O Ocidente tenta fazer esquecer que o regime político chinês é uma democracia popular socialista de características chinesas e o seu sistema representativo está de acordo com o artigo 21.º da Declaração Universal dos Direitos Humanos. O regime político chinês estabelece um Estado de Direito com os três poderes: legislativo, executivo e judicial. É um sistema político híbrido baseado no Sistema de Cooperação Multipartidária de Consulta Política, nascido no processo de construção da República Popular da China, em 1949, e é baseado em Assembleias Populares com elevada participação popular, em todos os níveis administrativos (do local ao regional e nacional).
A democracia é um processo concreto em constante evolução e de melhoria das condições de vida da generalidade da população. Enraizada na história, na cultura e na tradição, assume diversas formas (nenhum país pode reclamar a sua propriedade) e desenvolve-se ao longo dos caminhos escolhidos pelos diferentes países com base na sua história, experiência e inovação. A democracia de um país só pode ser avaliada e reconhecida pela comunidade internacional e não decidida, arbitrariamente, por alguns países/juízes autonomeados.
O Partido Comunista da China, como partido no poder, é o responsável pela implementação do socialismo com características chinesas. É um sistema democrático, onde a Assembleia Popular Nacional (APN) é o órgão legislativo do poder estatal, no qual estão representados os oito partidos políticos, as regiões autónomas e os grupos étnicos minoritários, além de representantes de todas as forças sociais (incluindo federações empresariais) e entidades científicas. A Conferência Consultiva Política do Povo Chinês (CCPPCh) é o principal órgão consultivo político do país que estuda e apresenta propostas de alteração à legislação em discussão para serem aprovadas pela APN. O PCCh promoveu várias revisões constitucionais, que permitiram reforçar o papel do Estado de Direito e das instituições democráticas chinesas.

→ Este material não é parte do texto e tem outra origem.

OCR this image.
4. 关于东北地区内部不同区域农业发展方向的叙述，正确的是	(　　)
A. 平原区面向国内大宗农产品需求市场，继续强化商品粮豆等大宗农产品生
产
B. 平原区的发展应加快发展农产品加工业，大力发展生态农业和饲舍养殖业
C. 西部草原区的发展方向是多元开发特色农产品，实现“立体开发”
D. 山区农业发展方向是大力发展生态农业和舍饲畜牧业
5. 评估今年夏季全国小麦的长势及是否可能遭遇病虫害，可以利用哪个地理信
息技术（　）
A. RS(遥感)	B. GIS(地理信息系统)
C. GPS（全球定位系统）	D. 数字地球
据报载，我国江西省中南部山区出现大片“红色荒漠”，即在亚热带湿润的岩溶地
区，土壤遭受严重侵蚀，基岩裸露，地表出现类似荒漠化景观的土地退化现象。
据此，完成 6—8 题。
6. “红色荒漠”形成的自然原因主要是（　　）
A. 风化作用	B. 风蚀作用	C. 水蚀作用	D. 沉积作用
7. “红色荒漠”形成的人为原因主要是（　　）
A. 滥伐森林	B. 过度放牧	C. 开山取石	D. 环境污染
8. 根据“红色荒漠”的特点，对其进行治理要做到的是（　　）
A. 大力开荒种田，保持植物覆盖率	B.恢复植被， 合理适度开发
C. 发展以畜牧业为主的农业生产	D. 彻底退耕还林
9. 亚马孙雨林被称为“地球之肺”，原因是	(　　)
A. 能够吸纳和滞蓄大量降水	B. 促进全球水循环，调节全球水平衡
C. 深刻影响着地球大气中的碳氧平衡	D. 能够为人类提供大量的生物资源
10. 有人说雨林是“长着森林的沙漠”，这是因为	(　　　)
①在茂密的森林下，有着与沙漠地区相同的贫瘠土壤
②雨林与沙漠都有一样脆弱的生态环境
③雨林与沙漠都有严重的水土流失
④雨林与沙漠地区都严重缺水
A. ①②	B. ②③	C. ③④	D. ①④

De destacar que este ano se comemoram o 70.º aniversário do estabelecimento da APN e o 75.º da criação da CCPPCh, cujas reuniões se realizaram no início de março, em Beijing (com cerca de 3 mil representantes da APN e mais de 2 mil membros da CCPPCh).
A democracia popular do regime político chinês pode ser observada, nomeadamente, pela redução da pobreza extrema, pelo rápido crescimento da classe média e da melhoria de vida da população chinesa e pelo aumento exponencial do acesso ao ensino superior, à ciência e às novas tecnologias (como a maior e mais avançada rede 5G do mundo).